Renewing a Disabled Placard/License Plate

By: Staff Writer July 19, 2012

How long  your handicapped plate (permanent) or placard (temporary) is valid depends on your state and your disability. Read on for info on being allowed to renew.

Renew Temporary Disabled Placard

In most states, you'll find temporary handicap placards are valid for:

  • Six months, or
  • The date noted by your certified medical expert on your placard application for when your temporary disability would be healed or cured.

Depending on your state you may receive an expiration notice. If you're still not healed when the placard expires, contact your local motor vehicle agency for renewal information. In most instances, you'll be required to complete a handicap placard renewal application that might require medical recertification.

Remember, each state is different. Instead of renewing in Maryland, for example, you must reapply for a new disabilities placard.

The number of times you may renew, if offered, depends on your state. California, for instance, allows six temporary placard renewals, while Missouri limits it to one.

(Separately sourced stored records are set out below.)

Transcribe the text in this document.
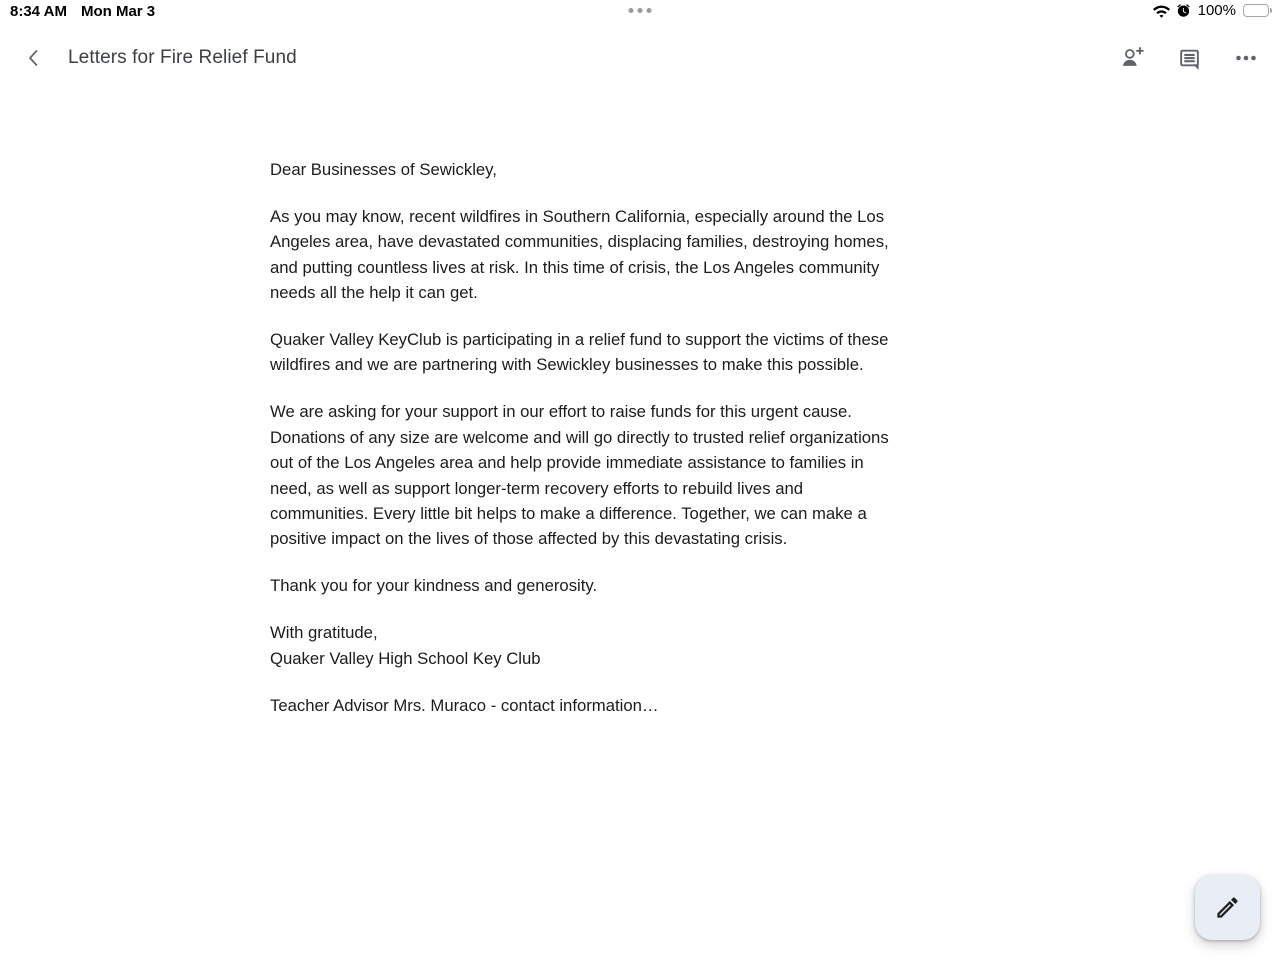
8:34 AM Mon Mar 3	100%
Letters for Fire Relief Fund

Dear Businesses of Sewickley,

As you may know, recent wildfires in Southern California, especially around the Los
Angeles area, have devastated communities, displacing families, destroying homes,
and putting countless lives at risk. In this time of crisis, the Los Angeles community
needs all the help it can get.

Quaker Valley KeyClub is participating in a relief fund to support the victims of these
wildfires and we are partnering with Sewickley businesses to make this possible.

We are asking for your support in our effort to raise funds for this urgent cause.
Donations of any size are welcome and will go directly to trusted relief organizations
out of the Los Angeles area and help provide immediate assistance to families in
need, as well as support longer-term recovery efforts to rebuild lives and
communities. Every little bit helps to make a difference. Together, we can make a
positive impact on the lives of those affected by this devastating crisis.

Thank you for your kindness and generosity.

With gratitude,
Quaker Valley High School Key Club

Teacher Advisor Mrs. Muraco - contact information…
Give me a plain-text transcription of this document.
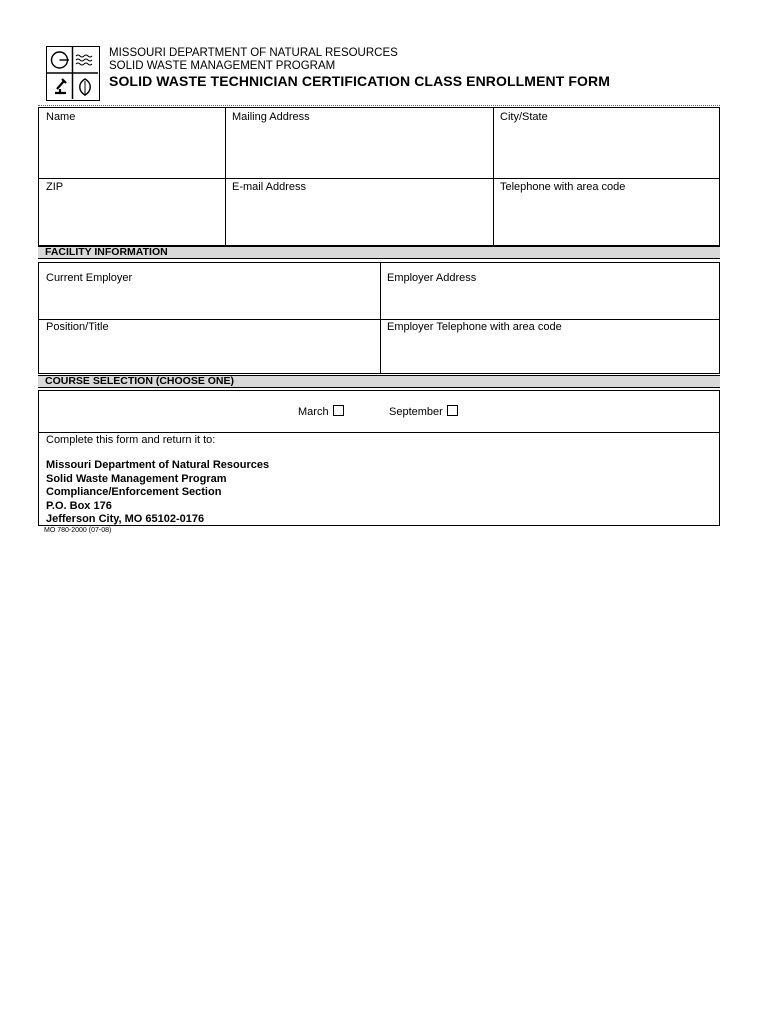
MISSOURI DEPARTMENT OF NATURAL RESOURCES
SOLID WASTE MANAGEMENT PROGRAM
SOLID WASTE TECHNICIAN CERTIFICATION CLASS ENROLLMENT FORM
Name	Mailing Address	City/State
ZIP	E-mail Address	Telephone with area code
FACILITY INFORMATION
Current Employer	Employer Address
Position/Title	Employer Telephone with area code
COURSE SELECTION (CHOOSE ONE)
March	September
Complete this form and return it to:
Missouri Department of Natural Resources
Solid Waste Management Program
Compliance/Enforcement Section
P.O. Box 176
Jefferson City, MO 65102-0176
MO 780-2000 (07-08)
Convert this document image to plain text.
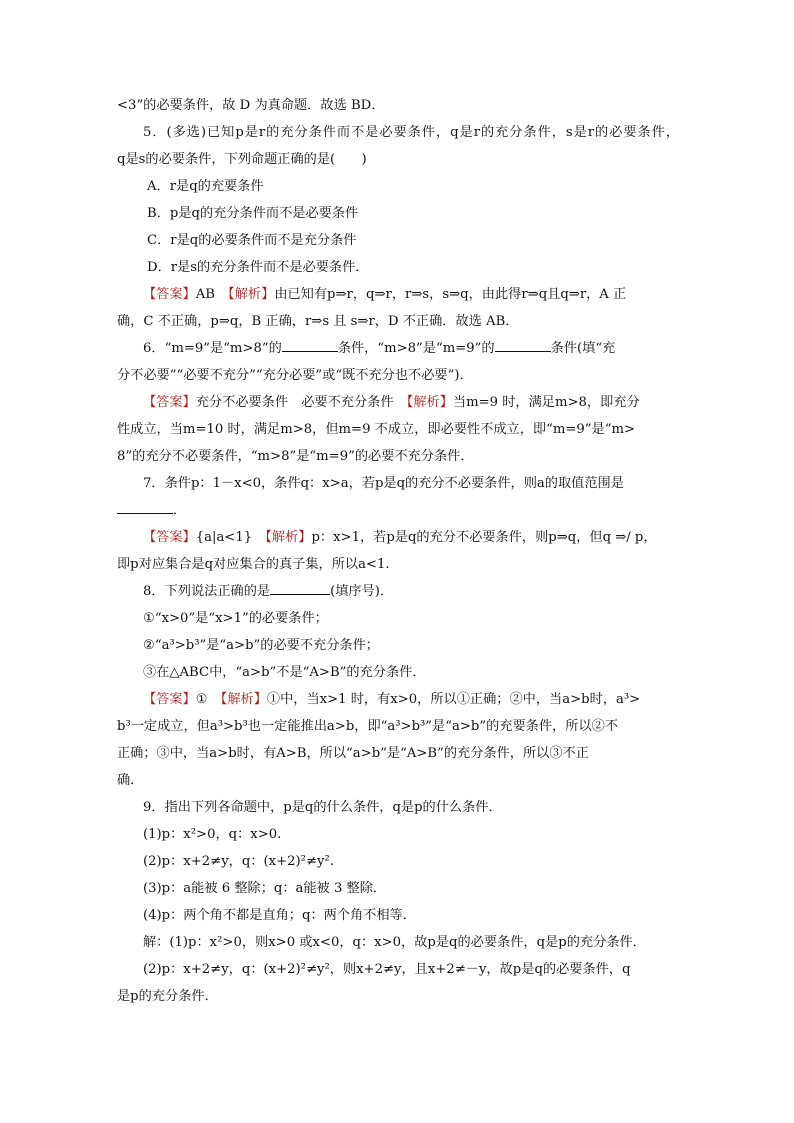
<3”的必要条件，故 D 为真命题．故选 BD．
5．(多选)已知p是r的充分条件而不是必要条件，q是r的充分条件，s是r的必要条件，
q是s的必要条件，下列命题正确的是(　　)
A．r是q的充要条件
B．p是q的充分条件而不是必要条件
C．r是q的必要条件而不是充分条件
D．r是s的充分条件而不是必要条件．
【答案】AB　【解析】由已知有p⇒r，q⇒r，r⇒s，s⇒q，由此得r⇒q且q⇒r，A 正
确，C 不正确，p⇒q，B 正确，r⇒s 且 s⇒r，D 不正确．故选 AB．
6．“m=9”是“m>8”的	条件，“m>8”是“m=9”的	条件(填“充
分不必要”“必要不充分”“充分必要”或“既不充分也不必要”)．
【答案】充分不必要条件　必要不充分条件　【解析】当m=9 时，满足m>8，即充分
性成立，当m=10 时，满足m>8，但m=9 不成立，即必要性不成立，即“m=9”是“m>
8”的充分不必要条件，“m>8”是“m=9”的必要不充分条件．
7．条件p：1－x<0，条件q：x>a，若p是q的充分不必要条件，则a的取值范围是
．
【答案】{a|a<1}　【解析】p：x>1，若p是q的充分不必要条件，则p⇒q，但q ⇒/ p，
即p对应集合是q对应集合的真子集，所以a<1.
8．下列说法正确的是	(填序号)．
①“x>0”是“x>1”的必要条件；
②“a³>b³”是“a>b”的必要不充分条件；
③在△ABC中，“a>b”不是“A>B”的充分条件．
【答案】①　【解析】①中，当x>1 时，有x>0，所以①正确；②中，当a>b时，a³>
b³一定成立，但a³>b³也一定能推出a>b，即“a³>b³”是“a>b”的充要条件，所以②不
正确；③中，当a>b时，有A>B，所以“a>b”是“A>B”的充分条件，所以③不正
确．
9．指出下列各命题中，p是q的什么条件，q是p的什么条件．
(1)p：x²>0，q：x>0.
(2)p：x+2≠y，q：(x+2)²≠y².
(3)p：a能被 6 整除；q：a能被 3 整除．
(4)p：两个角不都是直角；q：两个角不相等．
解：(1)p：x²>0，则x>0 或x<0，q：x>0，故p是q的必要条件，q是p的充分条件．
(2)p：x+2≠y，q：(x+2)²≠y²，则x+2≠y，且x+2≠－y，故p是q的必要条件，q
是p的充分条件．
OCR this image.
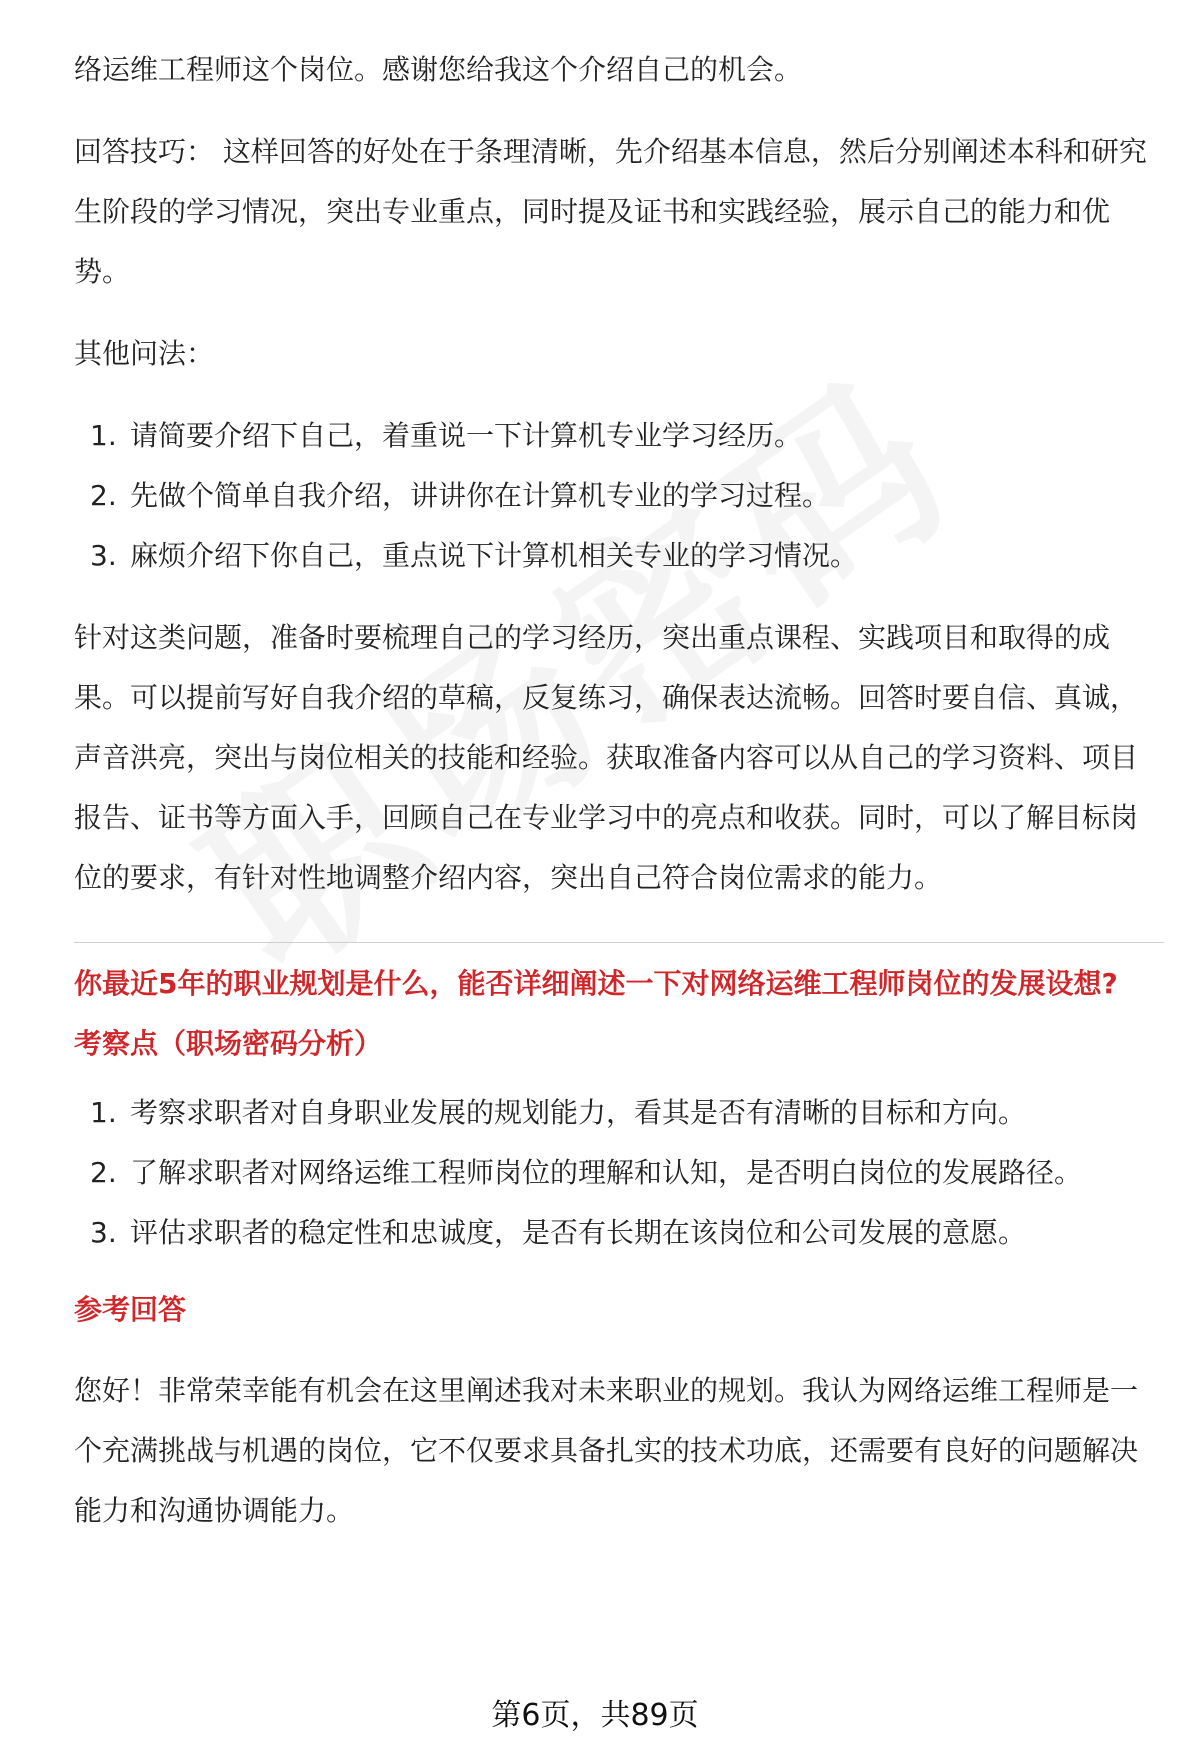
络运维工程师这个岗位。感谢您给我这个介绍自己的机会。

回答技巧： 这样回答的好处在于条理清晰，先介绍基本信息，然后分别阐述本科和研究生阶段的学习情况，突出专业重点，同时提及证书和实践经验，展示自己的能力和优势。

其他问法：

1. 请简要介绍下自己，着重说一下计算机专业学习经历。
2. 先做个简单自我介绍，讲讲你在计算机专业的学习过程。
3. 麻烦介绍下你自己，重点说下计算机相关专业的学习情况。

针对这类问题，准备时要梳理自己的学习经历，突出重点课程、实践项目和取得的成果。可以提前写好自我介绍的草稿，反复练习，确保表达流畅。回答时要自信、真诚，声音洪亮，突出与岗位相关的技能和经验。获取准备内容可以从自己的学习资料、项目报告、证书等方面入手，回顾自己在专业学习中的亮点和收获。同时，可以了解目标岗位的要求，有针对性地调整介绍内容，突出自己符合岗位需求的能力。

你最近5年的职业规划是什么，能否详细阐述一下对网络运维工程师岗位的发展设想?
考察点（职场密码分析）
1. 考察求职者对自身职业发展的规划能力，看其是否有清晰的目标和方向。
2. 了解求职者对网络运维工程师岗位的理解和认知，是否明白岗位的发展路径。
3. 评估求职者的稳定性和忠诚度，是否有长期在该岗位和公司发展的意愿。
参考回答

您好！非常荣幸能有机会在这里阐述我对未来职业的规划。我认为网络运维工程师是一个充满挑战与机遇的岗位，它不仅要求具备扎实的技术功底，还需要有良好的问题解决能力和沟通协调能力。

第6页，共89页
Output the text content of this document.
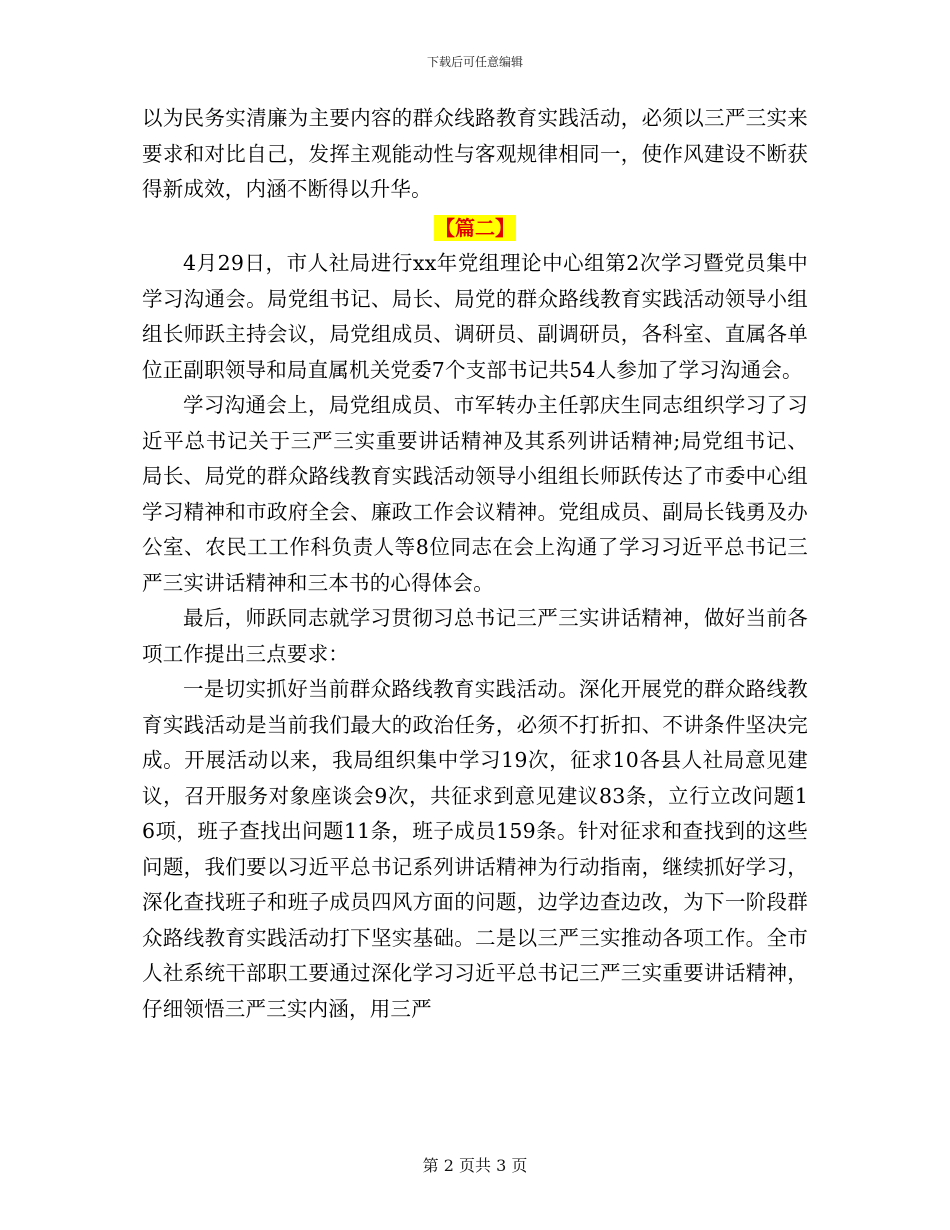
下载后可任意编辑

以为民务实清廉为主要内容的群众线路教育实践活动，必须以三严三实来要求和对比自己，发挥主观能动性与客观规律相同一，使作风建设不断获得新成效，内涵不断得以升华。

【篇二】

4月29日，市人社局进行xx年党组理论中心组第2次学习暨党员集中学习沟通会。局党组书记、局长、局党的群众路线教育实践活动领导小组组长师跃主持会议，局党组成员、调研员、副调研员，各科室、直属各单位正副职领导和局直属机关党委7个支部书记共54人参加了学习沟通会。

学习沟通会上，局党组成员、市军转办主任郭庆生同志组织学习了习近平总书记关于三严三实重要讲话精神及其系列讲话精神;局党组书记、局长、局党的群众路线教育实践活动领导小组组长师跃传达了市委中心组学习精神和市政府全会、廉政工作会议精神。党组成员、副局长钱勇及办公室、农民工工作科负责人等8位同志在会上沟通了学习习近平总书记三严三实讲话精神和三本书的心得体会。

最后，师跃同志就学习贯彻习总书记三严三实讲话精神，做好当前各项工作提出三点要求：

一是切实抓好当前群众路线教育实践活动。深化开展党的群众路线教育实践活动是当前我们最大的政治任务，必须不打折扣、不讲条件坚决完成。开展活动以来，我局组织集中学习19次，征求10各县人社局意见建议，召开服务对象座谈会9次，共征求到意见建议83条，立行立改问题16项，班子查找出问题11条，班子成员159条。针对征求和查找到的这些问题，我们要以习近平总书记系列讲话精神为行动指南，继续抓好学习，深化查找班子和班子成员四风方面的问题，边学边查边改，为下一阶段群众路线教育实践活动打下坚实基础。二是以三严三实推动各项工作。全市人社系统干部职工要通过深化学习习近平总书记三严三实重要讲话精神，仔细领悟三严三实内涵，用三严

第 2 页共 3 页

Renew Permanent Handicapped License Plate

Most states treat permanent disabled license plates like regular plates when it comes time to renewal. This means you'll receive a renewal notice in the mail, requiring you to renew your handicapped plates in the same manner as regular plates. The renewal notice will explain how to renew. Depending on your state you may be able to renew online, in person, or by phone, e-mail, or mail.

No medical recertification is required for permanent plates provided you renew on time. If you allow your plates to remain expired for an extended period, you may be asked to reapply, requiring medical recertification. In Washington, for example, permanent plates cannot be renewed after 31 days.